Danach war Tatort-Zeit, diesmal aus München. Regie Elmar Fischer, dessen Debütfilmdreh ich miterlebt habe. Ein Guter. Jemand, der sorgfältig, uneitel, treu, freundlich, loyal und unspektakulär ziemlich gute Filme macht. Das Drehbuch war mir ein bisschen viel holzschnittartiges, spekulatives Gedöns (Vater und Tochter Breinersdorfer): Gangsterlesben knechten Drückerkolonne und erschwindeln Ec-Kartendaten mit Robbenbaby-Fotos, die Banken schweigen dazu und nebenbei gibts noch ein undurchsichtiges Rattenrennen um die Kohle, dazu einen Nebenbuhler um die Liebe der Hübscheren der beiden. Das kann nur im Klischee bleiben und so haben Nina Proll und Mina Tander das auch gespielt. Grenzwertiger Griff in die Klischeekiste: Der Banker (Karl Knaup) im Luxusbüro ganz oben im Wolkenkratzer, der einen kurzen Einblick in die Sparkassen-Verschwörung gibt. („Wenn wie das an die Öffentlichkeit kommen lassen, dann verlieren unsere Kunden das Interesse am Produkt ec-Karte!“) OMG!
Ich hatte ein Wiedersehen mit Navid Akhavan als Liebhaber, der das Lesbenpärchen entzweit. Der junge Mann ist begabt, gut, gut aussehend, uneitel… er passt hervorragend in das Team von Elmar Fischer. Und ein schauspielerische Aha-Erlebnis gab es. Anna Böger. Die einzige, die in diesem Ensemble einer Figur einen Bogen geben kann. Von der verschlossenen, ungelenken Blondine über das auftauende weibliche Wesen zum abgewiesenen Rachengel mit dem Habitus einer kleinen krummen Petze. Klasse!

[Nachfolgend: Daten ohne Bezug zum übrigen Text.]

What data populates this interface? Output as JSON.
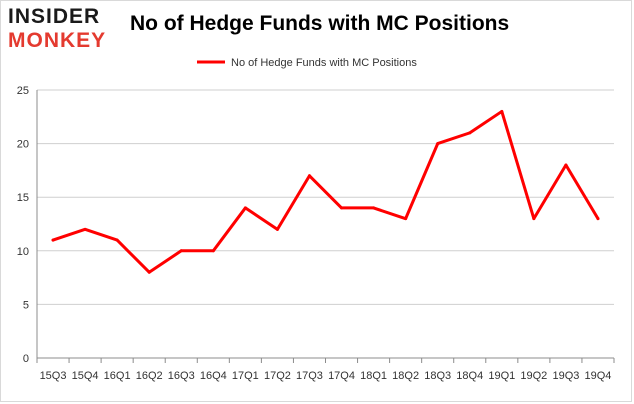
{
  "brand": {
    "top": "INSIDER",
    "bottom": "MONKEY"
  },
  "chart_data": {
    "type": "line",
    "title": "No of Hedge Funds with MC Positions",
    "xlabel": "",
    "ylabel": "",
    "categories": [
      "15Q3",
      "15Q4",
      "16Q1",
      "16Q2",
      "16Q3",
      "16Q4",
      "17Q1",
      "17Q2",
      "17Q3",
      "17Q4",
      "18Q1",
      "18Q2",
      "18Q3",
      "18Q4",
      "19Q1",
      "19Q2",
      "19Q3",
      "19Q4"
    ],
    "series": [
      {
        "name": "No of Hedge Funds with MC Positions",
        "color": "#ff0000",
        "values": [
          11,
          12,
          11,
          8,
          10,
          10,
          14,
          12,
          17,
          14,
          14,
          13,
          20,
          21,
          23,
          13,
          18,
          13
        ]
      }
    ],
    "ylim": [
      0,
      25
    ],
    "yticks": [
      "0",
      "5",
      "10",
      "15",
      "20",
      "25"
    ],
    "grid": true,
    "legend": "top-center"
  }
}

Wenn es die Figuren qua flauem, albernem Drehbuch nicht hergaben, dann halfen kleine schauspielerische Preziosen, die zeigten, man hat Spaß und nimmt das hier alles nicht ganz so ernst. Die Szene zwischen Gangsterlesbe und Kommissar 1 (undercover als Mitglied der Drückerkolonne), Kommissar 2 (offiziell als Ermittler anwesend) und alter Dame (göttlich: Heide Ackermann!) ist ein reiner Schauspielerspaß mit Running Gags. Kommissar 1 – Jacke an, Komissar – 2 Jacke aus, alte Dame dazwischen: „Noch jemand Kekse?“ in Dauerschleife. Also: Ästhetisch sehr sehr ansehnlich, durch das Casting (Daniela Tolkien war das, eine ehemalige Schauspielerin) und die Schauspieler wurde sehr liebevoll ein blödsinniges Drehbuch gerettet.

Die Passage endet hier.